Uma experiência frustrante – Por causa desta situação, o consumidor pode se sentir frustrado e irritado, vivenciando uma experiência “quadrada” e pouco prazerosa com o contact center. Se houvesse a integração ou unificação entre os diversos canais, isso não aconteceria. Na verdade, a fragmentação nas etapas de atendimento ao cliente é um reflexo da fragmentação dos sistemas de TI que suportam os processos do contact center. A maior parte das empresas segue organizada em silos, departamentos que funcionam como gavetas e acabam não compartilhando informações de modo a realizar de modo excelente a missão da companhia.

Eu acredito que a onipresença dos smartphones está contribuindo para que as empresas passem por uma profunda reorganização cultural, começando a funcionar de maneira orgânica, em que os diversos departamentos e sistemas consigam interagir como um organismo único, que trabalha em conjunto.

Como superar as expectativas dos usuários de smartphones – Aqui está uma série de recomendações que, se estudadas, podem ajudar os contact centers a superar as expectativas do cliente que busca o mobile customer service:

– O contact center precisa ser fonte de informações qualificadas sobre o produto ou serviço adquirido pelo consumidor – informações que, necessariamente, têm de ir muito além do que esse usuário encontraria por conta própria, em uma pesquisa online.

– Desenhe os processos e sistemas de seu contact center de modo a evitar ao máximo que o consumidor seja obrigado a trocar de canal (voz ou dados) para complementar o atendimento. Caso ele necessite realizar essa transição, é fundamental que isso aconteça de modo transparente e integrado.

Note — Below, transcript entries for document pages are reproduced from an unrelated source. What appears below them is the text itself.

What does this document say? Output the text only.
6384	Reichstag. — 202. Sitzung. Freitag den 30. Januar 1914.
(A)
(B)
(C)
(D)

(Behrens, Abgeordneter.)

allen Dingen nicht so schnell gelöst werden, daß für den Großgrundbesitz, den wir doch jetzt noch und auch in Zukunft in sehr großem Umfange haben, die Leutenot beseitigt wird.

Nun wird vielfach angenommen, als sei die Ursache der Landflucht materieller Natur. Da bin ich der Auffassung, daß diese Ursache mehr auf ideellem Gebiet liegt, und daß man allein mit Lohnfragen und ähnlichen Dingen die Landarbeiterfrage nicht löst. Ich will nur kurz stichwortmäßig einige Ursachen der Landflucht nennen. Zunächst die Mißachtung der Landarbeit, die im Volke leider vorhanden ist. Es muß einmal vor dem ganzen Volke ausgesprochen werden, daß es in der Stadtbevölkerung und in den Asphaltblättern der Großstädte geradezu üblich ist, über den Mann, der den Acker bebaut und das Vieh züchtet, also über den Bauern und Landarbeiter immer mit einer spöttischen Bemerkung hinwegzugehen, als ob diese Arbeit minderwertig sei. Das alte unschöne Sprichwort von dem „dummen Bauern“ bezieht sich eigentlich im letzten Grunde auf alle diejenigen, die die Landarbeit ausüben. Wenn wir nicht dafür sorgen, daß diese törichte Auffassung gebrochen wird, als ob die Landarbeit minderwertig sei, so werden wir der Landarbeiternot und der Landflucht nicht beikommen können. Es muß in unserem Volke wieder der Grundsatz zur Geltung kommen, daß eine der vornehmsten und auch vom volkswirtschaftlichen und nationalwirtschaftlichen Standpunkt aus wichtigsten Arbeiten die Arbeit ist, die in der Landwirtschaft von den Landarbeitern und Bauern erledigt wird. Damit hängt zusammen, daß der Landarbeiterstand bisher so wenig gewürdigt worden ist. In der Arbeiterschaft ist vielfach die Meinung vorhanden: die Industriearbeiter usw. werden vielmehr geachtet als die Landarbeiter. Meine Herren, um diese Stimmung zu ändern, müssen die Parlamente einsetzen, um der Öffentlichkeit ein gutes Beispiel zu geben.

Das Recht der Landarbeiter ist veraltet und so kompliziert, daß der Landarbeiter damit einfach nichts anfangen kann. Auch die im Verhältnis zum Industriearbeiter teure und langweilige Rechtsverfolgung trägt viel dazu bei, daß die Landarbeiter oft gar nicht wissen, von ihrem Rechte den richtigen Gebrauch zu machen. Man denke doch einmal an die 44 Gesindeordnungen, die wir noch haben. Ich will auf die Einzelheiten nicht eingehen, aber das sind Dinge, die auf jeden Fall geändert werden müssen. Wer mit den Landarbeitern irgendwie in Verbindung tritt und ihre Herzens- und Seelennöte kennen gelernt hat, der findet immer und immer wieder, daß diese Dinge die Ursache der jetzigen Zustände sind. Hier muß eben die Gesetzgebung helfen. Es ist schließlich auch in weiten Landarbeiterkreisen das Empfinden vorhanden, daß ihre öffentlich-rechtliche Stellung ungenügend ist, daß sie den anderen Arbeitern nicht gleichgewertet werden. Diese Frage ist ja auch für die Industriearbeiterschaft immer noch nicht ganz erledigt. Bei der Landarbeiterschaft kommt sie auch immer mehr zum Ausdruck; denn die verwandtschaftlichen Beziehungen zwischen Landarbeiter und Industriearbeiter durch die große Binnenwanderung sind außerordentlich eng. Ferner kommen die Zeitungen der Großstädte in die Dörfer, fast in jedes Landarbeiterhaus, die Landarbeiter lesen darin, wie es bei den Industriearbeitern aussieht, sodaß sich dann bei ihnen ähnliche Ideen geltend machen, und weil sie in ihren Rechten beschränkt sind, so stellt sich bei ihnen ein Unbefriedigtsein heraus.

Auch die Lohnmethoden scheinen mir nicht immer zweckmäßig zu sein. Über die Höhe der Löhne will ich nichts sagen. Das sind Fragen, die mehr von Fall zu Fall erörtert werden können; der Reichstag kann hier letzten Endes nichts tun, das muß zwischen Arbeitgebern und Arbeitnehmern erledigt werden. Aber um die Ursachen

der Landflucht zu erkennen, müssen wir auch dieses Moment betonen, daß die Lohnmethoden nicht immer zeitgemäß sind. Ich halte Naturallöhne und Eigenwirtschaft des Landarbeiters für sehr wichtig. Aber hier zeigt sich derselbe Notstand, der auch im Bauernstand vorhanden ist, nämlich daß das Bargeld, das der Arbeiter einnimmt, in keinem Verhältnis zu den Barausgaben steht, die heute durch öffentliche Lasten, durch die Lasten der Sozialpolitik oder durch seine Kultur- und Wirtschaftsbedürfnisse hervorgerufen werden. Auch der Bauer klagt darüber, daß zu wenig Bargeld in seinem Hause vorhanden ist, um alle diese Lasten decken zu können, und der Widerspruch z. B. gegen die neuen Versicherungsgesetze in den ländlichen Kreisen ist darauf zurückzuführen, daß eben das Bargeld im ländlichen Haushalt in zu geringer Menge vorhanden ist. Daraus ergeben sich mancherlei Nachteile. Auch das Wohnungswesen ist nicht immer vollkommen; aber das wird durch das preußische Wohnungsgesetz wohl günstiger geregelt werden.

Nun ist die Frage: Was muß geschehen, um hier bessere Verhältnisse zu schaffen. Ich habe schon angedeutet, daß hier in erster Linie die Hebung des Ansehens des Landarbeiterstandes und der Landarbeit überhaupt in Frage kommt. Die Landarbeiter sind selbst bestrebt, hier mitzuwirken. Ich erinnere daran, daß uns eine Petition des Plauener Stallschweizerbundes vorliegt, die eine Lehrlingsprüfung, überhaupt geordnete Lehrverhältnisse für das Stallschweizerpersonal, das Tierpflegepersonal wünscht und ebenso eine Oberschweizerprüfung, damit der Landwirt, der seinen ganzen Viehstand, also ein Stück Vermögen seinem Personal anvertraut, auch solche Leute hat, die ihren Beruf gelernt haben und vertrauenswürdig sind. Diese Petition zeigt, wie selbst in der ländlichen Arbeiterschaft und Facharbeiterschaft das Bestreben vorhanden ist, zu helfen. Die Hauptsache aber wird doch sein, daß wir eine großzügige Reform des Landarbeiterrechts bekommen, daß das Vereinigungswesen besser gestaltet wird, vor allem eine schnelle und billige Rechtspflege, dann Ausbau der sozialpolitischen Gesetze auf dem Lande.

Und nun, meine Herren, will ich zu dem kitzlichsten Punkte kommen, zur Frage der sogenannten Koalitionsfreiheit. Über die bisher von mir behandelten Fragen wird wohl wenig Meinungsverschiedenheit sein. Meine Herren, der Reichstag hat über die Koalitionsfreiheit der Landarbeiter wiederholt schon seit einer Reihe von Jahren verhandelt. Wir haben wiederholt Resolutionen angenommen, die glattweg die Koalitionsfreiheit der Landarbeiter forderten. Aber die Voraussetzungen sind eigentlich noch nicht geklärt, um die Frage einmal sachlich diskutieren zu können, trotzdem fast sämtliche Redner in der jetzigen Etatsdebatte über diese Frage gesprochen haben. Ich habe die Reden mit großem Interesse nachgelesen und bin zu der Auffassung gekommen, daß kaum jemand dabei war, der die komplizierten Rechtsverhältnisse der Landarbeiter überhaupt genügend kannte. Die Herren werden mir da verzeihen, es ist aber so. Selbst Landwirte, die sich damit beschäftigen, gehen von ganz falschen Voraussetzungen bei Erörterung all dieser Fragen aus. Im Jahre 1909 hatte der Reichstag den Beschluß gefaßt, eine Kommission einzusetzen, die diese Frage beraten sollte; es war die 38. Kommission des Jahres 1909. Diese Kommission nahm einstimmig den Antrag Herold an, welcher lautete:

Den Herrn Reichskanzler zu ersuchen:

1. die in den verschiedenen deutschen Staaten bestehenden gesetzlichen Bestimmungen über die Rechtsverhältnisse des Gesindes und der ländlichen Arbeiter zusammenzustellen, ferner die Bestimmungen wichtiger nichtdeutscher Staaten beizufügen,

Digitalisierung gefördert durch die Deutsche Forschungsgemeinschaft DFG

– Você quer propiciar ao consumidor uma experiência de encantamento, um ambiente em que, no “momento da verdade” – quando ele irá decidir manter ou comprar um produto ou serviço – o usuário sinta-se bem atendido? Construa sistemas analíticos que produzam uma visão de 360 graus deste consumidor. Quanto mais sua empresa conhecer o perfil deste consumidor e, muito especialmente, o histórico das interações desta pessoa com o contact center, mais intuitivo será o atendimento, mais satisfeito ficará o cliente.

– É missão do mobile customer service oferecer a melhor experiência possível ao usuário do smartphone, independentemente do sistema operacional ou tamanho de tela de seu dispositivo móvel. Esteja pronto a levar até o smartphone de seu cliente (qualquer que seja ele) a máxima riqueza em termos de aplicações móveis.

– Utilize de maneira proativa as soluções de geolocalização. Seu objetivo deve ser propiciar uma experiência fluida ao cliente em movimento e dar ao contact center a capacidade de ser proativo, indicando pontos de contato pessoal (lojas, clínicas, assistências técnicas, etc.) com base na localização geográfica do cliente. O uso deste tipo de informação agiliza o atendimento, encanta o cliente e também pode adicionar efetividade a toda cadeia de valor do relacionamento.

– Enxergue as redes sociais como um tesouro de informações reais, quentes e online sobre esse consumidor móvel. Mas, antes de usá-las, peça permissão para o dono destes dados – o usuário.

Pedro Silveira é diretor de marketing da Interactive Intelligence Brasil e América Latina.